11 Responses to “Ease Into The Summer (Tote) With A Video Demonstration”

  1. Kim Jones — May 26, 2008 @ 11:49 am

    Hi! The self made canvas looks like a great idea. I would like to know how this bag survives a washing. The two cottons fused and shrinking. Or, did you pre-wash before fusing? If you did, what happens after washing.

    I ALWAYS think of what washing would do in my planning of a project. I don’t like to think of all that creativity coming out in a wad after washing. You know if you give as a gift or sell to someone your creation, it will eventually hit the machine!

  2. Joan Hawley — May 26, 2008 @ 12:18 pm

    Hi Kim,

    This is a great question. Always check the recommendations from the fusible’s manufacturer with regard to washing. And you might consider testing a small swatch to see how it actually holds up.

    In my experience, fusibles bond better with fabrics that have been washed. However, they hold very well to unwashed fabrics, too.

    If you expect that the bag will be washed at some point, it’s a good idea to pre-wash the fabrics before you start. And consider spraying or treating the bag with some sort of fabric protectant.

    I don’t wash my fabrics ahead of time, and i don’t wash my bags. When my bag starts to look like it needs washing, I make a new one. By then, I want a new look anyway.


  3. Sue B. — May 26, 2008 @ 12:37 pm

    A video…what PERFECT timing!!! I just ordered this pattern through Clotilde’s.

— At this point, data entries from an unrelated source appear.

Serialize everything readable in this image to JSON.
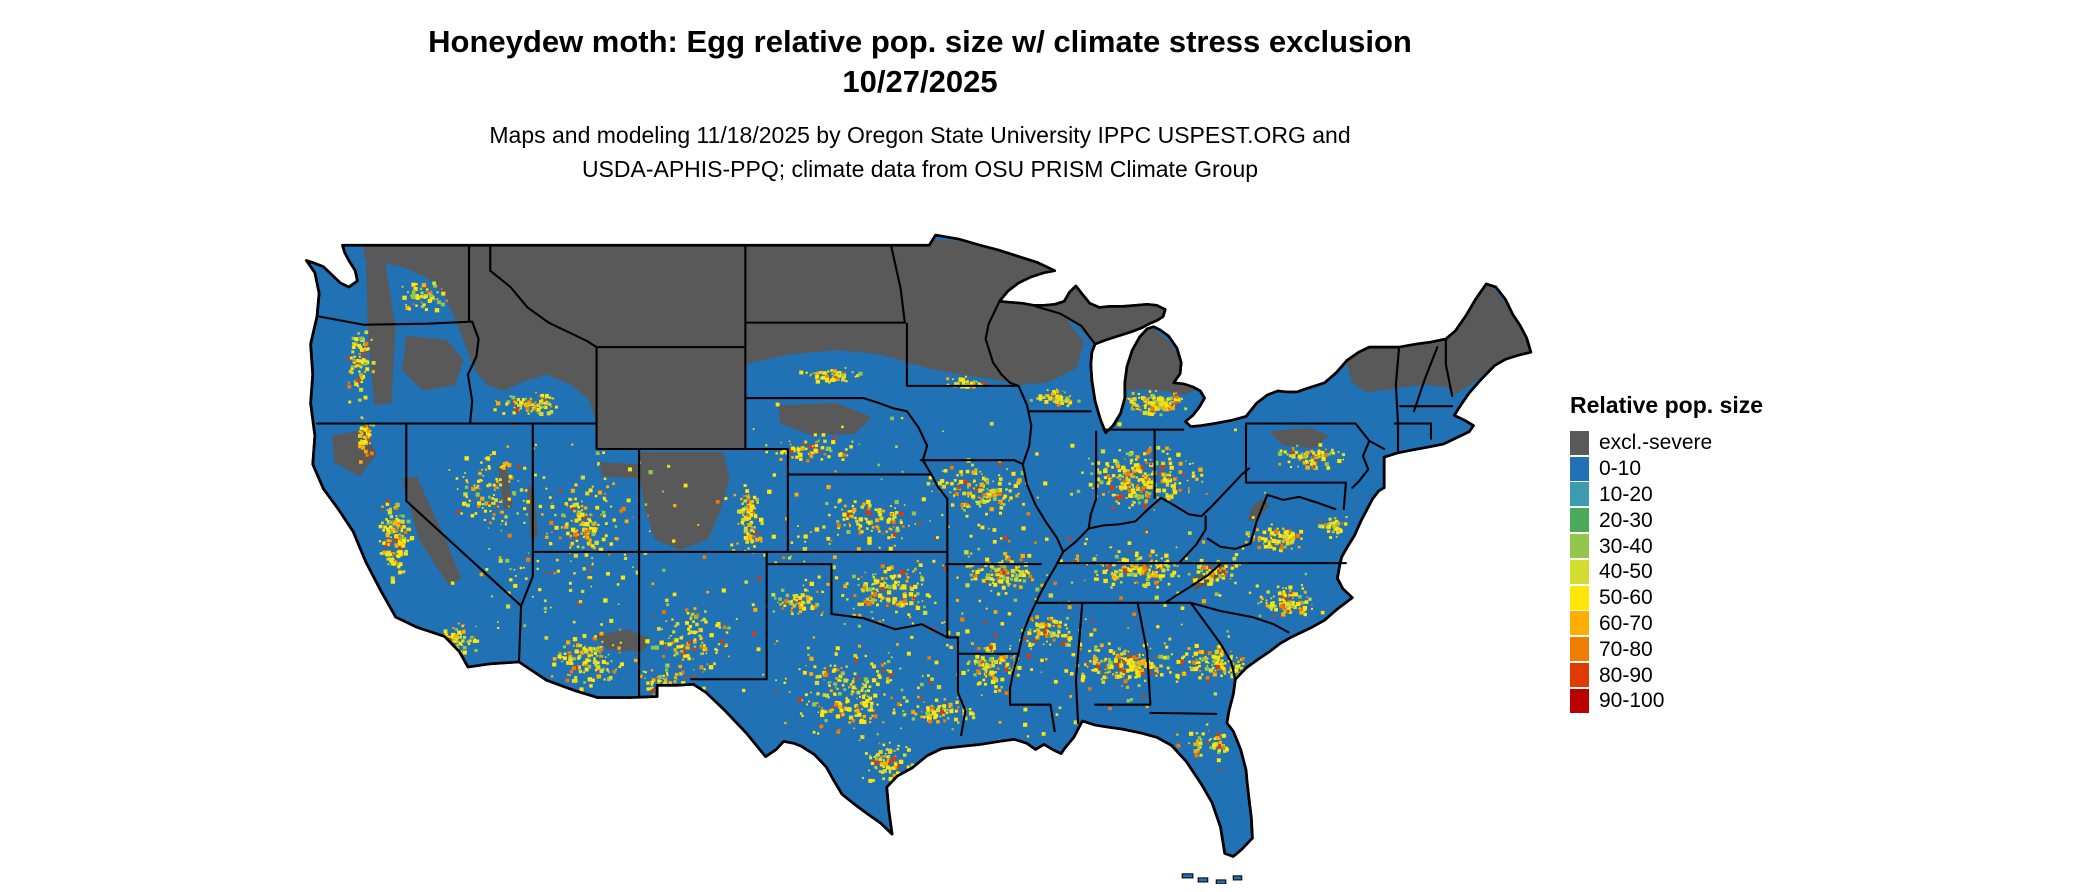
{
  "title": {
    "line1": "Honeydew moth: Egg relative pop. size w/ climate stress exclusion",
    "line2": "10/27/2025"
  },
  "subtitle": {
    "line1": "Maps and modeling 11/18/2025 by Oregon State University IPPC USPEST.ORG and",
    "line2": "USDA-APHIS-PPQ; climate data from OSU PRISM Climate Group"
  },
  "legend": {
    "title": "Relative pop. size",
    "items": [
      {
        "label": "excl.-severe",
        "color": "#595959"
      },
      {
        "label": "0-10",
        "color": "#2171B5"
      },
      {
        "label": "10-20",
        "color": "#3D9BB0"
      },
      {
        "label": "20-30",
        "color": "#4BAA5A"
      },
      {
        "label": "30-40",
        "color": "#91C84C"
      },
      {
        "label": "40-50",
        "color": "#D3DC31"
      },
      {
        "label": "50-60",
        "color": "#FFE508"
      },
      {
        "label": "60-70",
        "color": "#FFAE00"
      },
      {
        "label": "70-80",
        "color": "#F07D00"
      },
      {
        "label": "80-90",
        "color": "#DF3B00"
      },
      {
        "label": "90-100",
        "color": "#BC0000"
      }
    ]
  },
  "map_colors": {
    "base": "#2171B5",
    "excluded": "#595959",
    "outline": "#000000",
    "water": "#FFFFFF"
  }
}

    Actually, the reason why I bought the patterns for the Chelsea Tote and Gracie Handbag, was because you made them look so much fun to do. So, after the Summer Tote, I’ll do the Miranda Day Bag. Have a video made for that one yet? LOL

  4. Penny — May 26, 2008 @ 1:39 pm

    Joan, I had put off making this one until recently and I just loved how it all went together so easy or should I say Lazy! Then I took her on a picnic to the Koi Pond and she just had sooo much fun. I have not road tested her yet, I am saving her for a Martha Pullen school in July. You can see her at this link. http://www.cottonvault.com/index.asp?PageAction=Custom&ID=6 Thanks so much for the video! Enjoy your Memorial Day.

    Penny D

  5. Alice O'Geary — May 26, 2008 @ 5:12 pm

    Love your site! All of your tips and ideas are great. I just finished watching the video for “Ease Into the Summer” Tote and can hardly wait to get started. Thanks!

  6. Lee Main — May 26, 2008 @ 10:19 pm

    The video was great but I was disappointed that you did not finish the bag and show how to finish up the zipper with the pulls and how to sew the side and bottom seams. Some of us have not made purses beforeand this would have been very helpful.

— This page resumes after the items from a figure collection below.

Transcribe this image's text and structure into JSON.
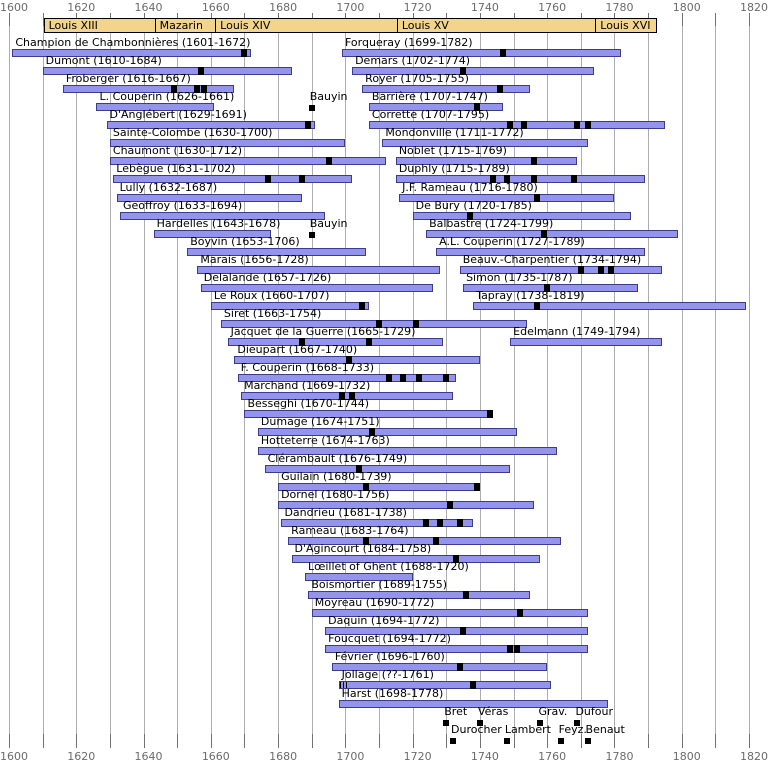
{
  "colors": {
    "background": "#ffffff",
    "grid": "#aeaeae",
    "tick": "#737373",
    "axis_text": "#6b6b6b",
    "reign_fill": "#f2d48c",
    "reign_border": "#000000",
    "lifespan_fill": "#9494ed",
    "lifespan_border": "#3c3c8f",
    "marker": "#000000",
    "label_text": "#000000"
  },
  "chart_data": {
    "type": "bar",
    "subtype": "lifespan-timeline-gantt",
    "xlabel": "year",
    "xlim": [
      1600,
      1820
    ],
    "grid": "on",
    "x_axis": {
      "min": 1600,
      "max": 1820,
      "minor_tick_step": 10,
      "label_step": 20,
      "labels": [
        "1600",
        "1620",
        "1640",
        "1660",
        "1680",
        "1700",
        "1720",
        "1740",
        "1760",
        "1780",
        "1800",
        "1820"
      ],
      "shown_top_and_bottom": true
    },
    "reigns": [
      {
        "label": "Louis XIII",
        "start": 1610,
        "end": 1643
      },
      {
        "label": "Mazarin",
        "start": 1643,
        "end": 1661
      },
      {
        "label": "Louis XIV",
        "start": 1661,
        "end": 1715
      },
      {
        "label": "Louis XV",
        "start": 1715,
        "end": 1774
      },
      {
        "label": "Louis XVI",
        "start": 1774,
        "end": 1792
      }
    ],
    "composers": [
      {
        "label": "Champion de Chambonnières (1601-1672)",
        "start": 1601,
        "end": 1672,
        "row": 1,
        "column": "left",
        "marks": [
          1670
        ]
      },
      {
        "label": "Dumont (1610-1684)",
        "start": 1610,
        "end": 1684,
        "row": 2,
        "column": "left",
        "marks": [
          1657
        ]
      },
      {
        "label": "Froberger (1616-1667)",
        "start": 1616,
        "end": 1667,
        "row": 3,
        "column": "left",
        "marks": [
          1649,
          1656,
          1658
        ]
      },
      {
        "label": "L. Couperin (1626-1661)",
        "start": 1626,
        "end": 1661,
        "row": 4,
        "column": "left",
        "marks": []
      },
      {
        "label": "D'Anglébert (1629-1691)",
        "start": 1629,
        "end": 1691,
        "row": 5,
        "column": "left",
        "marks": [
          1689
        ]
      },
      {
        "label": "Sainte-Colombe (1630-1700)",
        "start": 1630,
        "end": 1700,
        "row": 6,
        "column": "left",
        "marks": []
      },
      {
        "label": "Chaumont (1630-1712)",
        "start": 1630,
        "end": 1712,
        "row": 7,
        "column": "left",
        "marks": [
          1695
        ]
      },
      {
        "label": "Lebègue (1631-1702)",
        "start": 1631,
        "end": 1702,
        "row": 8,
        "column": "left",
        "marks": [
          1677,
          1687
        ]
      },
      {
        "label": "Lully (1632-1687)",
        "start": 1632,
        "end": 1687,
        "row": 9,
        "column": "left",
        "marks": []
      },
      {
        "label": "Geoffroy (1633-1694)",
        "start": 1633,
        "end": 1694,
        "row": 10,
        "column": "left",
        "marks": []
      },
      {
        "label": "Hardelles (1643-1678)",
        "start": 1643,
        "end": 1678,
        "row": 11,
        "column": "left",
        "marks": []
      },
      {
        "label": "Boyvin (1653-1706)",
        "start": 1653,
        "end": 1706,
        "row": 12,
        "column": "left",
        "marks": []
      },
      {
        "label": "Marais (1656-1728)",
        "start": 1656,
        "end": 1728,
        "row": 13,
        "column": "left",
        "marks": []
      },
      {
        "label": "Delalande (1657-1726)",
        "start": 1657,
        "end": 1726,
        "row": 14,
        "column": "left",
        "marks": []
      },
      {
        "label": "Le Roux (1660-1707)",
        "start": 1660,
        "end": 1707,
        "row": 15,
        "column": "left",
        "marks": [
          1705
        ]
      },
      {
        "label": "Siret (1663-1754)",
        "start": 1663,
        "end": 1754,
        "row": 16,
        "column": "left",
        "marks": [
          1710,
          1721
        ]
      },
      {
        "label": "Jacquet de la Guerre (1665-1729)",
        "start": 1665,
        "end": 1729,
        "row": 17,
        "column": "left",
        "marks": [
          1687,
          1707
        ]
      },
      {
        "label": "Dieupart (1667-1740)",
        "start": 1667,
        "end": 1740,
        "row": 18,
        "column": "left",
        "marks": [
          1701
        ]
      },
      {
        "label": "F. Couperin (1668-1733)",
        "start": 1668,
        "end": 1733,
        "row": 19,
        "column": "left",
        "marks": [
          1713,
          1717,
          1722,
          1730
        ]
      },
      {
        "label": "Marchand (1669-1732)",
        "start": 1669,
        "end": 1732,
        "row": 20,
        "column": "left",
        "marks": [
          1699,
          1702
        ]
      },
      {
        "label": "Besseghi (1670-1744)",
        "start": 1670,
        "end": 1744,
        "row": 21,
        "column": "left",
        "marks": [
          1743
        ]
      },
      {
        "label": "Dumage (1674-1751)",
        "start": 1674,
        "end": 1751,
        "row": 22,
        "column": "left",
        "marks": [
          1708
        ]
      },
      {
        "label": "Hotteterre (1674-1763)",
        "start": 1674,
        "end": 1763,
        "row": 23,
        "column": "left",
        "marks": []
      },
      {
        "label": "Clérambault (1676-1749)",
        "start": 1676,
        "end": 1749,
        "row": 24,
        "column": "left",
        "marks": [
          1704
        ]
      },
      {
        "label": "Guilain (1680-1739)",
        "start": 1680,
        "end": 1739,
        "row": 25,
        "column": "left",
        "marks": [
          1706,
          1739
        ]
      },
      {
        "label": "Dornel (1680-1756)",
        "start": 1680,
        "end": 1756,
        "row": 26,
        "column": "left",
        "marks": [
          1731
        ]
      },
      {
        "label": "Dandrieu (1681-1738)",
        "start": 1681,
        "end": 1738,
        "row": 27,
        "column": "left",
        "marks": [
          1724,
          1728,
          1734
        ]
      },
      {
        "label": "Rameau (1683-1764)",
        "start": 1683,
        "end": 1764,
        "row": 28,
        "column": "left",
        "marks": [
          1706,
          1727
        ]
      },
      {
        "label": "D'Agincourt (1684-1758)",
        "start": 1684,
        "end": 1758,
        "row": 29,
        "column": "left",
        "marks": [
          1733
        ]
      },
      {
        "label": "Lœillet of Ghent (1688-1720)",
        "start": 1688,
        "end": 1720,
        "row": 30,
        "column": "left",
        "marks": []
      },
      {
        "label": "Boismortier (1689-1755)",
        "start": 1689,
        "end": 1755,
        "row": 31,
        "column": "left",
        "marks": [
          1736
        ]
      },
      {
        "label": "Moyreau (1690-1772)",
        "start": 1690,
        "end": 1772,
        "row": 32,
        "column": "left",
        "marks": [
          1752
        ]
      },
      {
        "label": "Daquin (1694-1772)",
        "start": 1694,
        "end": 1772,
        "row": 33,
        "column": "left",
        "marks": [
          1735
        ]
      },
      {
        "label": "Foucquet (1694-1772)",
        "start": 1694,
        "end": 1772,
        "row": 34,
        "column": "left",
        "marks": [
          1749,
          1751
        ]
      },
      {
        "label": "Février (1696-1760)",
        "start": 1696,
        "end": 1760,
        "row": 35,
        "column": "left",
        "marks": [
          1734
        ]
      },
      {
        "label": "Jollage (??-1761)",
        "start": 1698,
        "end": 1761,
        "row": 36,
        "column": "left",
        "marks": [
          1738
        ],
        "uncertain_start": true
      },
      {
        "label": "Harst (1698-1778)",
        "start": 1698,
        "end": 1778,
        "row": 37,
        "column": "left",
        "marks": []
      },
      {
        "label": "Forqueray (1699-1782)",
        "start": 1699,
        "end": 1782,
        "row": 1,
        "column": "right",
        "marks": [
          1747
        ]
      },
      {
        "label": "Demars (1702-1774)",
        "start": 1702,
        "end": 1774,
        "row": 2,
        "column": "right",
        "marks": [
          1735
        ]
      },
      {
        "label": "Royer (1705-1755)",
        "start": 1705,
        "end": 1755,
        "row": 3,
        "column": "right",
        "marks": [
          1746
        ]
      },
      {
        "label": "Barrière (1707-1747)",
        "start": 1707,
        "end": 1747,
        "row": 4,
        "column": "right",
        "marks": [
          1739
        ]
      },
      {
        "label": "Corrette (1707-1795)",
        "start": 1707,
        "end": 1795,
        "row": 5,
        "column": "right",
        "marks": [
          1749,
          1753,
          1769,
          1772
        ]
      },
      {
        "label": "Mondonville (1711-1772)",
        "start": 1711,
        "end": 1772,
        "row": 6,
        "column": "right",
        "marks": []
      },
      {
        "label": "Noblet (1715-1769)",
        "start": 1715,
        "end": 1769,
        "row": 7,
        "column": "right",
        "marks": [
          1756
        ]
      },
      {
        "label": "Duphly (1715-1789)",
        "start": 1715,
        "end": 1789,
        "row": 8,
        "column": "right",
        "marks": [
          1744,
          1748,
          1756,
          1768
        ]
      },
      {
        "label": "J.F. Rameau (1716-1780)",
        "start": 1716,
        "end": 1780,
        "row": 9,
        "column": "right",
        "marks": [
          1757
        ]
      },
      {
        "label": "De Bury (1720-1785)",
        "start": 1720,
        "end": 1785,
        "row": 10,
        "column": "right",
        "marks": [
          1737
        ]
      },
      {
        "label": "Balbastre (1724-1799)",
        "start": 1724,
        "end": 1799,
        "row": 11,
        "column": "right",
        "marks": [
          1759
        ]
      },
      {
        "label": "A.L. Couperin (1727-1789)",
        "start": 1727,
        "end": 1789,
        "row": 12,
        "column": "right",
        "marks": []
      },
      {
        "label": "Beauv.-Charpentier (1734-1794)",
        "start": 1734,
        "end": 1794,
        "row": 13,
        "column": "right",
        "marks": [
          1770,
          1776,
          1779
        ]
      },
      {
        "label": "Simon (1735-1787)",
        "start": 1735,
        "end": 1787,
        "row": 14,
        "column": "right",
        "marks": [
          1760
        ]
      },
      {
        "label": "Tapray (1738-1819)",
        "start": 1738,
        "end": 1819,
        "row": 15,
        "column": "right",
        "marks": [
          1757
        ]
      },
      {
        "label": "Edelmann (1749-1794)",
        "start": 1749,
        "end": 1794,
        "row": 17,
        "column": "right",
        "marks": []
      }
    ],
    "annotations": [
      {
        "label": "Bauyin",
        "year": 1690,
        "row": 4
      },
      {
        "label": "Bauyin",
        "year": 1690,
        "row": 11
      },
      {
        "label": "Bret",
        "year": 1730,
        "row": 38
      },
      {
        "label": "Véras",
        "year": 1740,
        "row": 38
      },
      {
        "label": "Grav.",
        "year": 1758,
        "row": 38
      },
      {
        "label": "Dufour",
        "year": 1769,
        "row": 38
      },
      {
        "label": "Durocher",
        "year": 1732,
        "row": 39
      },
      {
        "label": "Lambert",
        "year": 1748,
        "row": 39
      },
      {
        "label": "Feyz.",
        "year": 1764,
        "row": 39
      },
      {
        "label": "Benaut",
        "year": 1772,
        "row": 39
      }
    ]
  }
}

  7. Joan Hawley — May 27, 2008 @ 3:46 pm

    Hi Lee,

    There just isn’t enough time in the video to show everything. However, each of the steps you didn’t see on the video are outlined in the pattern.

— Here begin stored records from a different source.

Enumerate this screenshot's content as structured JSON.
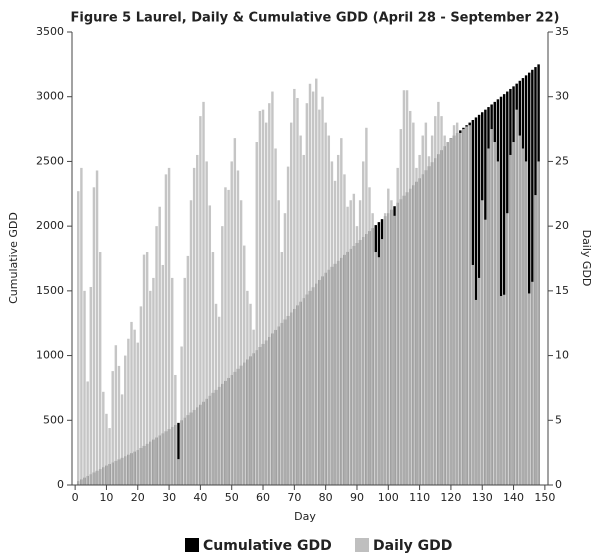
{
  "chart_data": {
    "type": "bar",
    "title": "Figure 5 Laurel, Daily & Cumulative GDD (April 28 - September 22)",
    "xlabel": "Day",
    "ylabel": "Cumulative GDD",
    "y2label": "Daily GDD",
    "x": [
      1,
      2,
      3,
      4,
      5,
      6,
      7,
      8,
      9,
      10,
      11,
      12,
      13,
      14,
      15,
      16,
      17,
      18,
      19,
      20,
      21,
      22,
      23,
      24,
      25,
      26,
      27,
      28,
      29,
      30,
      31,
      32,
      33,
      34,
      35,
      36,
      37,
      38,
      39,
      40,
      41,
      42,
      43,
      44,
      45,
      46,
      47,
      48,
      49,
      50,
      51,
      52,
      53,
      54,
      55,
      56,
      57,
      58,
      59,
      60,
      61,
      62,
      63,
      64,
      65,
      66,
      67,
      68,
      69,
      70,
      71,
      72,
      73,
      74,
      75,
      76,
      77,
      78,
      79,
      80,
      81,
      82,
      83,
      84,
      85,
      86,
      87,
      88,
      89,
      90,
      91,
      92,
      93,
      94,
      95,
      96,
      97,
      98,
      99,
      100,
      101,
      102,
      103,
      104,
      105,
      106,
      107,
      108,
      109,
      110,
      111,
      112,
      113,
      114,
      115,
      116,
      117,
      118,
      119,
      120,
      121,
      122,
      123,
      124,
      125,
      126,
      127,
      128,
      129,
      130,
      131,
      132,
      133,
      134,
      135,
      136,
      137,
      138,
      139,
      140,
      141,
      142,
      143,
      144,
      145,
      146,
      147,
      148
    ],
    "series": [
      {
        "name": "Cumulative GDD",
        "color": "#000000",
        "axis": "y",
        "values": [
          30,
          43,
          57,
          70,
          83,
          97,
          110,
          123,
          137,
          150,
          162,
          174,
          186,
          198,
          210,
          222,
          234,
          246,
          258,
          270,
          286,
          302,
          318,
          335,
          351,
          367,
          383,
          399,
          415,
          432,
          448,
          464,
          480,
          500,
          520,
          540,
          560,
          580,
          600,
          620,
          643,
          666,
          689,
          712,
          735,
          758,
          781,
          804,
          827,
          850,
          874,
          898,
          922,
          946,
          970,
          994,
          1018,
          1042,
          1066,
          1090,
          1117,
          1144,
          1171,
          1198,
          1225,
          1252,
          1279,
          1306,
          1333,
          1360,
          1388,
          1416,
          1444,
          1472,
          1500,
          1528,
          1556,
          1584,
          1612,
          1640,
          1663,
          1686,
          1709,
          1732,
          1755,
          1778,
          1801,
          1824,
          1847,
          1870,
          1893,
          1916,
          1939,
          1962,
          1985,
          2008,
          2031,
          2054,
          2077,
          2100,
          2127,
          2154,
          2181,
          2208,
          2235,
          2262,
          2289,
          2316,
          2343,
          2370,
          2401,
          2432,
          2463,
          2494,
          2525,
          2556,
          2587,
          2618,
          2649,
          2680,
          2700,
          2720,
          2740,
          2760,
          2780,
          2800,
          2820,
          2840,
          2860,
          2880,
          2900,
          2920,
          2940,
          2960,
          2980,
          3000,
          3020,
          3040,
          3060,
          3080,
          3101,
          3123,
          3144,
          3165,
          3186,
          3208,
          3229,
          3250
        ]
      },
      {
        "name": "Daily GDD",
        "color": "#bfbfbf",
        "axis": "y2",
        "values": [
          22.7,
          24.5,
          15,
          8,
          15.3,
          23,
          24.3,
          18,
          7.2,
          5.5,
          4.4,
          8.8,
          10.8,
          9.2,
          7,
          10,
          11.3,
          12.6,
          12,
          11,
          13.8,
          17.8,
          18,
          15,
          16,
          20,
          21.5,
          17,
          24,
          24.5,
          16,
          8.5,
          2,
          10.7,
          16,
          17.7,
          22,
          24.5,
          25.5,
          28.5,
          29.6,
          25,
          21.6,
          18,
          14,
          13,
          20,
          23,
          22.8,
          25,
          26.8,
          24.3,
          22,
          18.5,
          15,
          14,
          12,
          26.5,
          28.9,
          29,
          28,
          29.5,
          30.4,
          26,
          22,
          18,
          21,
          24.6,
          28,
          30.6,
          29.9,
          27,
          25.5,
          29.5,
          31,
          30.4,
          31.4,
          29,
          30,
          28,
          27,
          25,
          23.5,
          25.5,
          26.8,
          24,
          21.5,
          22,
          22.5,
          20,
          22,
          25,
          27.6,
          23,
          21,
          18,
          17.6,
          19,
          21,
          22.9,
          22,
          20.8,
          24.5,
          27.5,
          30.5,
          30.5,
          28.9,
          28,
          24.5,
          25.5,
          27,
          28,
          25.4,
          27,
          28.5,
          29.6,
          28.5,
          27,
          26.5,
          26.8,
          27.8,
          28,
          27.2,
          27.5,
          27.7,
          27.8,
          17,
          14.3,
          16,
          22,
          20.5,
          26,
          27.5,
          26.5,
          25,
          14.6,
          14.7,
          21,
          25.5,
          26.5,
          29,
          27,
          26,
          25,
          14.8,
          15.7,
          22.4,
          25
        ]
      }
    ],
    "xlim": [
      -1,
      151
    ],
    "xticks": [
      0,
      10,
      20,
      30,
      40,
      50,
      60,
      70,
      80,
      90,
      100,
      110,
      120,
      130,
      140,
      150
    ],
    "ylim": [
      0,
      3500
    ],
    "yticks": [
      0,
      500,
      1000,
      1500,
      2000,
      2500,
      3000,
      3500
    ],
    "y2lim": [
      0,
      35
    ],
    "y2ticks": [
      0,
      5,
      10,
      15,
      20,
      25,
      30,
      35
    ],
    "grid": false,
    "legend": "bottom"
  }
}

  8. Michele — May 29, 2008 @ 2:44 pm

    Hi Joan,

    I just had a chance to watch the video at lunch today. It’s a great one. I was intrigued by your zipper foot, as it looked similar to a foot I had for my machine that I didn’t know what it was for. Well, turns out I have two zipper feet, one the old traditional one-side plastic kind, and one like yours. I must give the other one a try and see if I have better luck with it.

    Take care,
    Quilting Gallery

  9. conishkee — April 21, 2009 @ 3:36 pm

    I love the summer tote and have already made one — actually I’ve made two. The first one I made I put the zipper on completely upside down and haven’t attempted to make another one until recently. (I’m very intimidated when it comes to zippers in general.) However, my downfall with the second one was, although I got the zipper on correct, when I attempted to open and close it after it was completely finished, the zipper part detached itself from the fabric part of the bag and I have no idea how to fix it. Therefore, I don’t know if I want to make another summer tote. It’s beautiful, don’t get me wrong, but I keep screwing it up. My only criticism of the bag is, I wish it had an inside lining.

  10. julie — October 20, 2010 @ 2:50 pm

    Hi, Do you have any stockist for your patterns in the UK? or anywhere that will sell them as files that can be emailed or downloaded instead of paying postage for paper patterns? Oh and the Laurel Burch fabric you used for the summer tote is discontinued and very hard to find now – gutted!!!